Menurut Ridwan Djamaluddin, Direktur Ditjen Minerba Kementerian ESDM, jika aturan larangan ekspor tak dikeluarkan, maka hampir 20 PLTU dengan daya 10.850 MW akan padam. Presiden Joko Widodo bahkan kemudian mengancam perusahaan batubara yang tidak melaksanakan kewajibannya memenuhi DMO maka akan mendapat sanksi dan izin usahanya akan dicabut.
“Pemerintah sudah terlanjur menempatkan batubara sebagai bauran energi utama dan belum dapat melepaskan diri secara signifikan. Alhasil, ketika rantai pasoknya bermasalah, bayang-bayang krisis energi terasa begitu dekat. Untuk mengatasinya, sanksi tegas berupa pencabutan izin setiap perusahaan yang tidak patuh DMO seharusnya tidak hanya menjadi sebatas ultimatum Presiden, tetapi harus segera dilakukan,” jelas Andri.

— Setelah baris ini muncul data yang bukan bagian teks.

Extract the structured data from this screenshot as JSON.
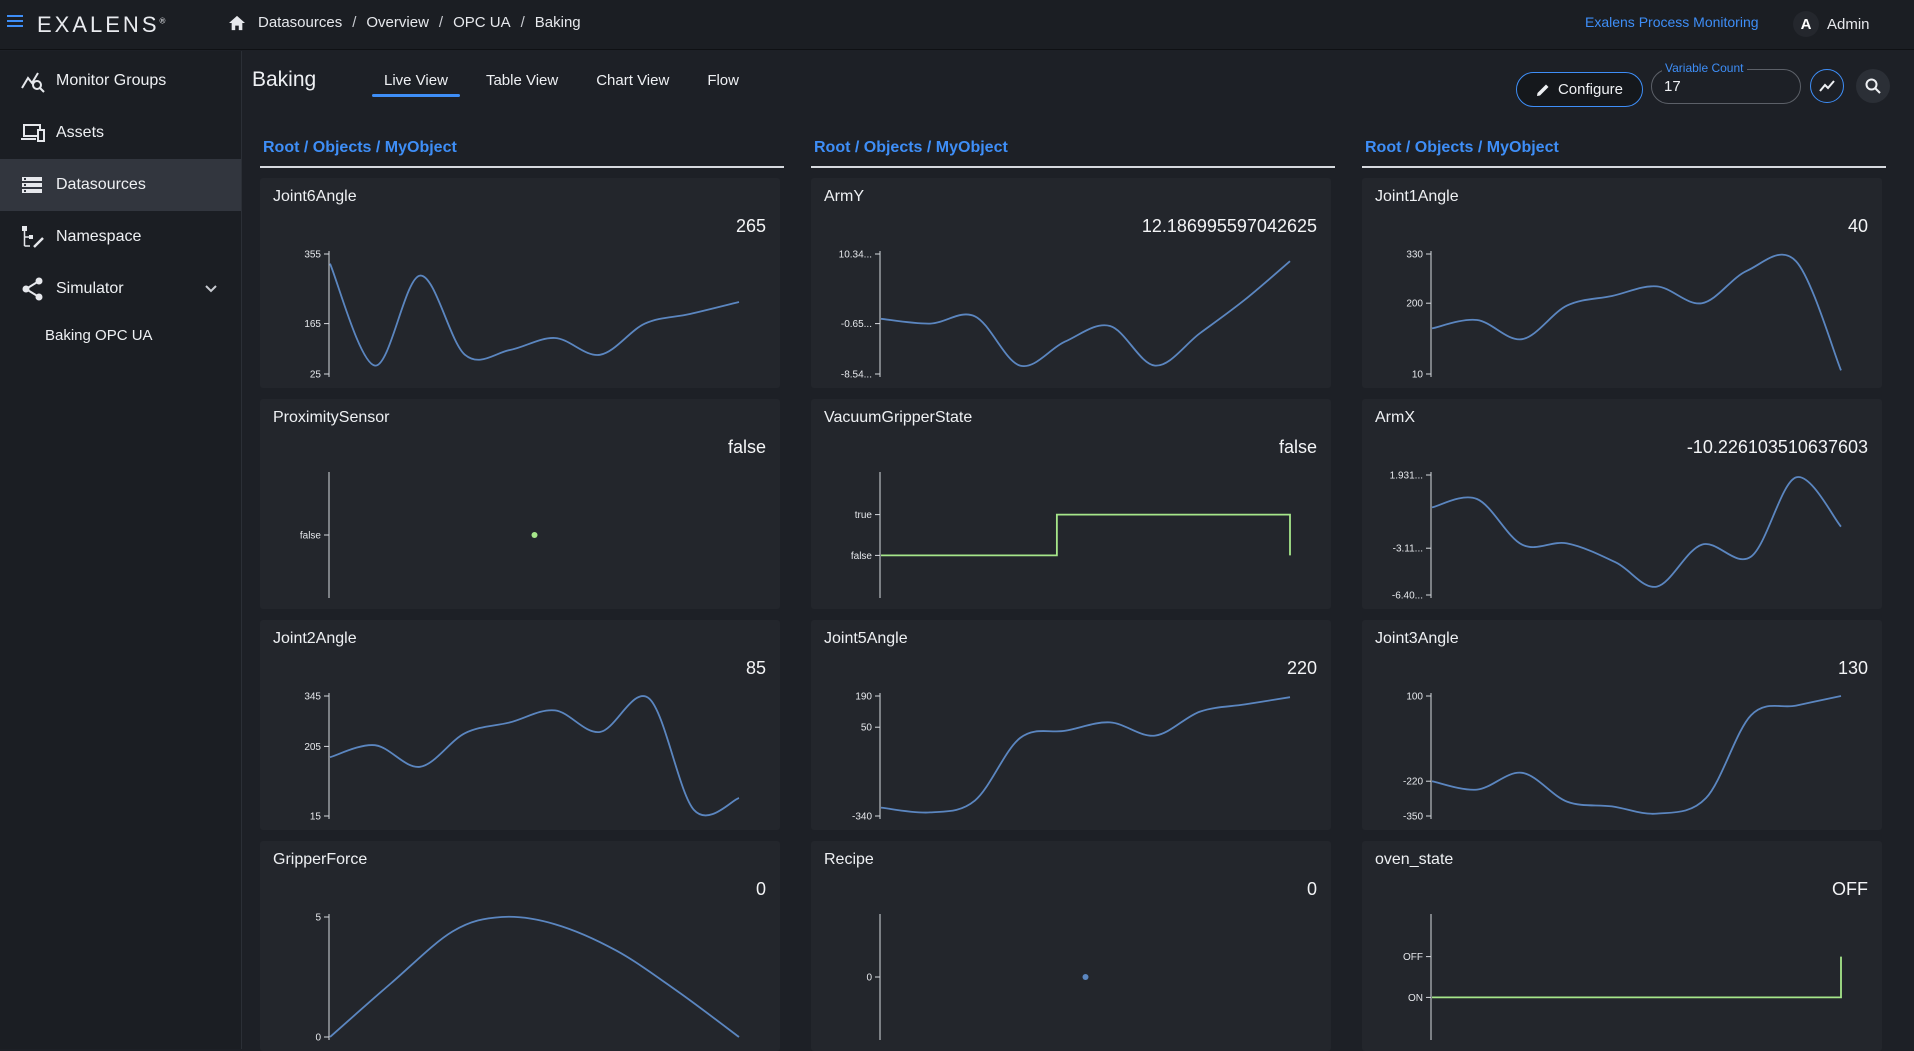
{
  "app": {
    "logo": "EXALENS",
    "logo_mark": "®",
    "app_link": "Exalens Process Monitoring",
    "user_initial": "A",
    "user_name": "Admin"
  },
  "breadcrumb": [
    "Datasources",
    "Overview",
    "OPC UA",
    "Baking"
  ],
  "sidebar": {
    "items": [
      {
        "label": "Monitor Groups",
        "icon": "monitor-groups-icon"
      },
      {
        "label": "Assets",
        "icon": "assets-icon"
      },
      {
        "label": "Datasources",
        "icon": "datasources-icon",
        "active": true
      },
      {
        "label": "Namespace",
        "icon": "namespace-icon"
      },
      {
        "label": "Simulator",
        "icon": "simulator-icon",
        "expandable": true
      }
    ],
    "sub_items": [
      "Baking OPC UA"
    ]
  },
  "header": {
    "title": "Baking",
    "tabs": [
      {
        "label": "Live View",
        "active": true
      },
      {
        "label": "Table View"
      },
      {
        "label": "Chart View"
      },
      {
        "label": "Flow"
      }
    ],
    "configure_label": "Configure",
    "variable_count_label": "Variable Count",
    "variable_count_value": "17"
  },
  "columns": [
    {
      "path": "Root / Objects / MyObject"
    },
    {
      "path": "Root / Objects / MyObject"
    },
    {
      "path": "Root / Objects / MyObject"
    }
  ],
  "colors": {
    "accent": "#3e8ef7",
    "line": "#5b86c0",
    "bool_line": "#a6e68a"
  },
  "cards": [
    {
      "name": "Joint6Angle",
      "value": "265",
      "type": "line",
      "ticks": [
        "355",
        "165",
        "25"
      ],
      "tick_pos": [
        0,
        0.58,
        1
      ],
      "points": [
        [
          0,
          0.08
        ],
        [
          0.11,
          0.93
        ],
        [
          0.22,
          0.18
        ],
        [
          0.33,
          0.84
        ],
        [
          0.44,
          0.8
        ],
        [
          0.55,
          0.7
        ],
        [
          0.66,
          0.84
        ],
        [
          0.77,
          0.58
        ],
        [
          0.88,
          0.5
        ],
        [
          1,
          0.4
        ]
      ]
    },
    {
      "name": "ArmY",
      "value": "12.186995597042625",
      "type": "line",
      "ticks": [
        "10.34...",
        "-0.65...",
        "-8.54..."
      ],
      "tick_pos": [
        0,
        0.58,
        1
      ],
      "points": [
        [
          0,
          0.54
        ],
        [
          0.12,
          0.58
        ],
        [
          0.23,
          0.52
        ],
        [
          0.34,
          0.93
        ],
        [
          0.45,
          0.73
        ],
        [
          0.56,
          0.6
        ],
        [
          0.67,
          0.93
        ],
        [
          0.78,
          0.66
        ],
        [
          0.89,
          0.38
        ],
        [
          1,
          0.06
        ]
      ]
    },
    {
      "name": "Joint1Angle",
      "value": "40",
      "type": "line",
      "ticks": [
        "330",
        "200",
        "10"
      ],
      "tick_pos": [
        0,
        0.41,
        1
      ],
      "points": [
        [
          0,
          0.62
        ],
        [
          0.11,
          0.55
        ],
        [
          0.22,
          0.71
        ],
        [
          0.33,
          0.43
        ],
        [
          0.44,
          0.35
        ],
        [
          0.55,
          0.27
        ],
        [
          0.66,
          0.41
        ],
        [
          0.77,
          0.14
        ],
        [
          0.89,
          0.06
        ],
        [
          1,
          0.97
        ]
      ]
    },
    {
      "name": "ProximitySensor",
      "value": "false",
      "type": "dot",
      "ticks": [
        "false"
      ],
      "tick_pos": [
        0.5
      ],
      "dot": [
        0.5,
        0.5
      ],
      "dot_color": "#a6e68a"
    },
    {
      "name": "VacuumGripperState",
      "value": "false",
      "type": "step",
      "ticks": [
        "true",
        "false"
      ],
      "tick_pos": [
        0.33,
        0.67
      ],
      "steps": [
        [
          0,
          0.67
        ],
        [
          0.43,
          0.67
        ],
        [
          0.43,
          0.33
        ],
        [
          1,
          0.33
        ],
        [
          1,
          0.67
        ]
      ]
    },
    {
      "name": "ArmX",
      "value": "-10.226103510637603",
      "type": "line",
      "ticks": [
        "1.931...",
        "-3.11...",
        "-6.40..."
      ],
      "tick_pos": [
        0,
        0.61,
        1
      ],
      "points": [
        [
          0,
          0.27
        ],
        [
          0.11,
          0.2
        ],
        [
          0.22,
          0.58
        ],
        [
          0.33,
          0.57
        ],
        [
          0.45,
          0.73
        ],
        [
          0.55,
          0.93
        ],
        [
          0.66,
          0.58
        ],
        [
          0.78,
          0.68
        ],
        [
          0.89,
          0.02
        ],
        [
          1,
          0.43
        ]
      ]
    },
    {
      "name": "Joint2Angle",
      "value": "85",
      "type": "line",
      "ticks": [
        "345",
        "205",
        "15"
      ],
      "tick_pos": [
        0,
        0.42,
        1
      ],
      "points": [
        [
          0,
          0.51
        ],
        [
          0.11,
          0.41
        ],
        [
          0.22,
          0.59
        ],
        [
          0.33,
          0.31
        ],
        [
          0.44,
          0.22
        ],
        [
          0.55,
          0.12
        ],
        [
          0.66,
          0.3
        ],
        [
          0.78,
          0.02
        ],
        [
          0.89,
          0.95
        ],
        [
          1,
          0.85
        ]
      ]
    },
    {
      "name": "Joint5Angle",
      "value": "220",
      "type": "line",
      "ticks": [
        "190",
        "50",
        "-340"
      ],
      "tick_pos": [
        0,
        0.26,
        1
      ],
      "points": [
        [
          0,
          0.93
        ],
        [
          0.12,
          0.97
        ],
        [
          0.23,
          0.87
        ],
        [
          0.34,
          0.35
        ],
        [
          0.45,
          0.29
        ],
        [
          0.56,
          0.22
        ],
        [
          0.67,
          0.33
        ],
        [
          0.78,
          0.13
        ],
        [
          0.89,
          0.07
        ],
        [
          1,
          0.01
        ]
      ]
    },
    {
      "name": "Joint3Angle",
      "value": "130",
      "type": "line",
      "ticks": [
        "100",
        "-220",
        "-350"
      ],
      "tick_pos": [
        0,
        0.71,
        1
      ],
      "points": [
        [
          0,
          0.71
        ],
        [
          0.11,
          0.78
        ],
        [
          0.22,
          0.64
        ],
        [
          0.33,
          0.88
        ],
        [
          0.44,
          0.92
        ],
        [
          0.55,
          0.98
        ],
        [
          0.67,
          0.85
        ],
        [
          0.78,
          0.16
        ],
        [
          0.89,
          0.08
        ],
        [
          1,
          0.0
        ]
      ]
    },
    {
      "name": "GripperForce",
      "value": "0",
      "type": "line",
      "ticks": [
        "5",
        "0"
      ],
      "tick_pos": [
        0,
        1
      ],
      "points": [
        [
          0,
          1.0
        ],
        [
          0.15,
          0.55
        ],
        [
          0.3,
          0.12
        ],
        [
          0.42,
          0.0
        ],
        [
          0.55,
          0.06
        ],
        [
          0.7,
          0.28
        ],
        [
          0.85,
          0.62
        ],
        [
          1,
          1.0
        ]
      ]
    },
    {
      "name": "Recipe",
      "value": "0",
      "type": "dot",
      "ticks": [
        "0"
      ],
      "tick_pos": [
        0.5
      ],
      "dot": [
        0.5,
        0.5
      ],
      "dot_color": "#5b86c0"
    },
    {
      "name": "oven_state",
      "value": "OFF",
      "type": "step",
      "ticks": [
        "OFF",
        "ON"
      ],
      "tick_pos": [
        0.33,
        0.67
      ],
      "steps": [
        [
          0,
          0.67
        ],
        [
          1,
          0.67
        ],
        [
          1,
          0.33
        ]
      ]
    }
  ]
}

Beberapa waktu belakangan, harga komoditas batubara di pasar dunia memang terus melambung. Harga batubara acuan global bahkan sempat menyentuh angka US$260 per metrik ton. Hal ini ditengarai menjadi penyebab perusahaan-perusahaan batubara lebih memilih hasil produksinya untuk diekspor ke luar negeri.

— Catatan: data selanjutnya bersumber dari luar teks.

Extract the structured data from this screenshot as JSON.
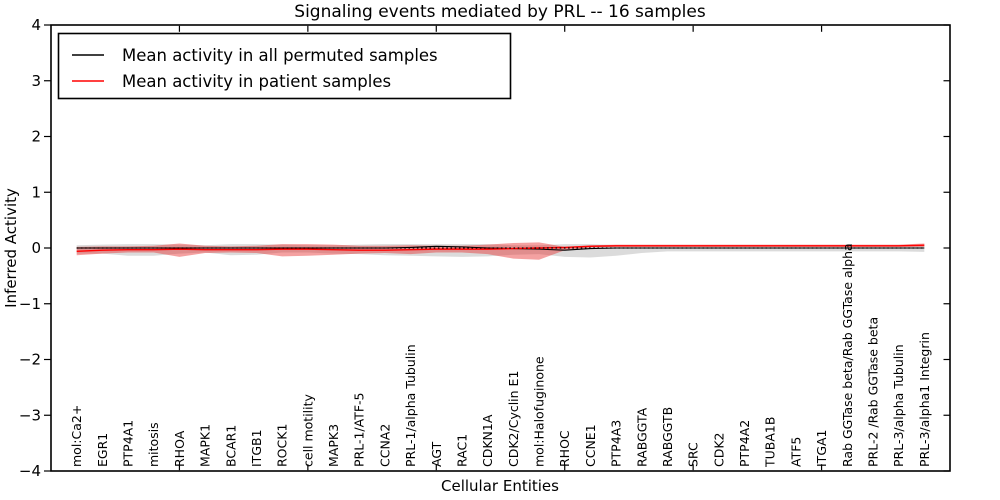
{
  "figure": {
    "title": "Signaling events mediated by PRL -- 16 samples",
    "xlabel": "Cellular Entities",
    "ylabel": "Inferred Activity",
    "legend": {
      "entries": [
        {
          "label": "Mean activity in all permuted samples",
          "color": "#000000"
        },
        {
          "label": "Mean activity in patient samples",
          "color": "#ff0000"
        }
      ],
      "position": "upper left"
    }
  },
  "chart_data": {
    "type": "line",
    "title": "Signaling events mediated by PRL -- 16 samples",
    "xlabel": "Cellular Entities",
    "ylabel": "Inferred Activity",
    "ylim": [
      -4,
      4
    ],
    "ytick_labels": [
      "4",
      "3",
      "2",
      "1",
      "0",
      "−1",
      "−2",
      "−3",
      "−4"
    ],
    "grid": false,
    "legend_position": "upper left",
    "categories": [
      "mol:Ca2+",
      "EGR1",
      "PTP4A1",
      "mitosis",
      "RHOA",
      "MAPK1",
      "BCAR1",
      "ITGB1",
      "ROCK1",
      "cell motility",
      "MAPK3",
      "PRL-1/ATF-5",
      "CCNA2",
      "PRL-1/alpha Tubulin",
      "AGT",
      "RAC1",
      "CDKN1A",
      "CDK2/Cyclin E1",
      "mol:Halofuginone",
      "RHOC",
      "CCNE1",
      "PTP4A3",
      "RABGGTA",
      "RABGGTB",
      "SRC",
      "CDK2",
      "PTP4A2",
      "TUBA1B",
      "ATF5",
      "ITGA1",
      "Rab GGTase beta/Rab GGTase alpha",
      "PRL-2 /Rab GGTase beta",
      "PRL-3/alpha Tubulin",
      "PRL-3/alpha1 Integrin"
    ],
    "series": [
      {
        "name": "Mean activity in all permuted samples",
        "color": "#000000",
        "style": "solid",
        "values": [
          0,
          0,
          0,
          0,
          0,
          0,
          0,
          0,
          0,
          0,
          0,
          0,
          0,
          0.01,
          0.03,
          0.02,
          0,
          -0.01,
          -0.02,
          -0.04,
          -0.01,
          0,
          0,
          0,
          0,
          0,
          0,
          0,
          0,
          0,
          0,
          0,
          0,
          0
        ]
      },
      {
        "name": "Mean activity in patient samples",
        "color": "#ff0000",
        "style": "solid",
        "values": [
          -0.06,
          -0.04,
          -0.03,
          -0.03,
          -0.02,
          -0.03,
          -0.03,
          -0.03,
          -0.02,
          -0.02,
          -0.03,
          -0.04,
          -0.04,
          -0.03,
          -0.02,
          -0.02,
          -0.02,
          -0.01,
          0,
          0.01,
          0.03,
          0.04,
          0.04,
          0.04,
          0.04,
          0.04,
          0.04,
          0.04,
          0.04,
          0.04,
          0.04,
          0.04,
          0.04,
          0.05
        ]
      }
    ],
    "baseline": {
      "name": "zero-reference-line",
      "value": 0,
      "color": "#000000",
      "style": "dotted"
    },
    "bands": [
      {
        "name": "permuted-samples-range",
        "color": "#888888",
        "opacity": 0.3,
        "upper": [
          0.05,
          0.06,
          0.07,
          0.07,
          0.06,
          0.05,
          0.07,
          0.07,
          0.06,
          0.05,
          0.05,
          0.06,
          0.07,
          0.07,
          0.07,
          0.07,
          0.07,
          0.05,
          0.05,
          0.07,
          0.07,
          0.05,
          0.04,
          0.04,
          0.04,
          0.04,
          0.04,
          0.04,
          0.04,
          0.04,
          0.04,
          0.04,
          0.04,
          0.05
        ],
        "lower": [
          -0.1,
          -0.1,
          -0.14,
          -0.14,
          -0.1,
          -0.08,
          -0.13,
          -0.12,
          -0.08,
          -0.08,
          -0.1,
          -0.11,
          -0.13,
          -0.14,
          -0.15,
          -0.16,
          -0.15,
          -0.12,
          -0.11,
          -0.16,
          -0.17,
          -0.14,
          -0.09,
          -0.06,
          -0.06,
          -0.06,
          -0.06,
          -0.06,
          -0.06,
          -0.06,
          -0.06,
          -0.06,
          -0.06,
          -0.07
        ]
      },
      {
        "name": "patient-samples-range",
        "color": "#e62e2e",
        "opacity": 0.45,
        "upper": [
          0.02,
          0.03,
          0.03,
          0.04,
          0.08,
          0.04,
          0.03,
          0.04,
          0.07,
          0.07,
          0.06,
          0.04,
          0.04,
          0.05,
          0.04,
          0.04,
          0.06,
          0.09,
          0.1,
          0.02,
          0.05,
          0.06,
          0.06,
          0.06,
          0.06,
          0.06,
          0.06,
          0.06,
          0.06,
          0.06,
          0.06,
          0.06,
          0.06,
          0.08
        ],
        "lower": [
          -0.13,
          -0.1,
          -0.08,
          -0.08,
          -0.16,
          -0.09,
          -0.08,
          -0.09,
          -0.15,
          -0.14,
          -0.12,
          -0.1,
          -0.09,
          -0.11,
          -0.08,
          -0.08,
          -0.11,
          -0.19,
          -0.21,
          -0.04,
          0.01,
          0.02,
          0.02,
          0.02,
          0.02,
          0.02,
          0.02,
          0.02,
          0.02,
          0.02,
          0.02,
          0.02,
          0.02,
          0.02
        ]
      }
    ]
  }
}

Data KESDM mencatat, tingkat kepatuhan ratusan perusahaan tambang batubara untuk memenuhi DMO sangat rendah. Dari target tahun 2021 sebesar 137,5 juta ton, realisasi yang tercapai hanya sebesar 63,47 juta ton atau sekitar 46 persen, terendah sejak 2017.
Hingga akhir 2021, hanya terdapat 85 perusahaan yang telah memenuhi DMO batubara sebesar 25 persen dari rencana produksi tahun 2021. Dari 5,1 juta metrik ton penugasan pemerintah, hingga 1 Januari 2022, haya terpenuhi 35 ribu metrik ton, atau kurang dari 1 persen. Selain itu, data realisasi DMO oleh PLN menunjukkan perusahaan batubara raksasa yang memegang perjanjian karya pengusahaan pertambangan batubara (PKP2B) juga tidak memenuhi ketentuan DMO oleh pemerintah, semisal PT Arutmin Indonesia.

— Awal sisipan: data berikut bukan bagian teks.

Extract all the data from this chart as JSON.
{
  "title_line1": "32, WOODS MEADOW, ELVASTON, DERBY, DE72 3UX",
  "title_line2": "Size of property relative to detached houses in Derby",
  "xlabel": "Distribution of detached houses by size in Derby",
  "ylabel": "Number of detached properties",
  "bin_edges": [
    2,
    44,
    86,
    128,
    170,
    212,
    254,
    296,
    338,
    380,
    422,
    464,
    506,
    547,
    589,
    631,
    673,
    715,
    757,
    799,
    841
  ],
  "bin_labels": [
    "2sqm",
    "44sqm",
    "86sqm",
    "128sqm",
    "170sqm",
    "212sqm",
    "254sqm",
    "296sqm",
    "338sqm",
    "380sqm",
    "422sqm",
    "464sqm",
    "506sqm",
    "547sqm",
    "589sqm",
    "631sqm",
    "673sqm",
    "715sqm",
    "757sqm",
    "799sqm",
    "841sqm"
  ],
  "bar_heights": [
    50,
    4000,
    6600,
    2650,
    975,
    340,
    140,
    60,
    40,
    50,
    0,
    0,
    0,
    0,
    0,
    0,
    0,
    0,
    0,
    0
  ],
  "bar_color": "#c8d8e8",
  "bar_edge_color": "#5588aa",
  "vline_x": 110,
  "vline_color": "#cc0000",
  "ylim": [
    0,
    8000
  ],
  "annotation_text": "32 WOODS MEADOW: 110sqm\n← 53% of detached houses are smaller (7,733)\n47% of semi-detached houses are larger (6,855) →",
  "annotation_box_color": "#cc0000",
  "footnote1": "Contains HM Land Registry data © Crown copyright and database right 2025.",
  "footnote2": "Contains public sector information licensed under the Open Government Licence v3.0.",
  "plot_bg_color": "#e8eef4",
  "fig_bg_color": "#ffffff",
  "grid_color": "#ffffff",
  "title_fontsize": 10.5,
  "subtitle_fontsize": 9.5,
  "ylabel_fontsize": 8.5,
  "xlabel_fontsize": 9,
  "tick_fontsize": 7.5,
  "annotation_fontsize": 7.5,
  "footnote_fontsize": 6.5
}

Andri memperkirakan, ke depannya ancaman krisis energi yang terjadi akibat minimnya pasokan batubara akibat fluktuasi harga global akan terus berulang jika pemerintah terus bergantung terhadap penggunaan energi kotor ini. Hingga saat ini, porsi bauran batubara masih mendominasi dalam sistem ketenagalistrikan nasional. Menurutnya, hal itu akan menjadi implikasi serius bagi ketahanan energi nasional, begitu pun terhadap upaya percepatan transisi energi nasional.
“Pemberian sanksi administratif hingga pencabutan izin pada perusahaan yang tidak patuh, atau bahkan melakukan peninjauan kembali harga DMO batubara dinilai dapat menjadi pilihan solusi jangka pendek mengatasi persoalan ini. Namun, ada yang jauh lebih penting dan strategis. Jika pemerintah ingin melakukan perubahan menyeluruh terhadap kerangka kebijakan energi, maka solusi tersebut jelas tidak cukup. Pemerintah harus segera mempercepat proses transisi energi dengan memilih energi terbarukan,” tegasnya.
Catatan editor:
1]Sanksi diberikan sesuai dengan Keputusan Menteri ESDM No.139.K/HK.02/MEM.B/2021 tentang Pemenuhan Kebutuhan Batu Bara Dalam Negeri yang ditetapkan Menteri ESDM Arifin Tasrif pada 4 Agustus 2021.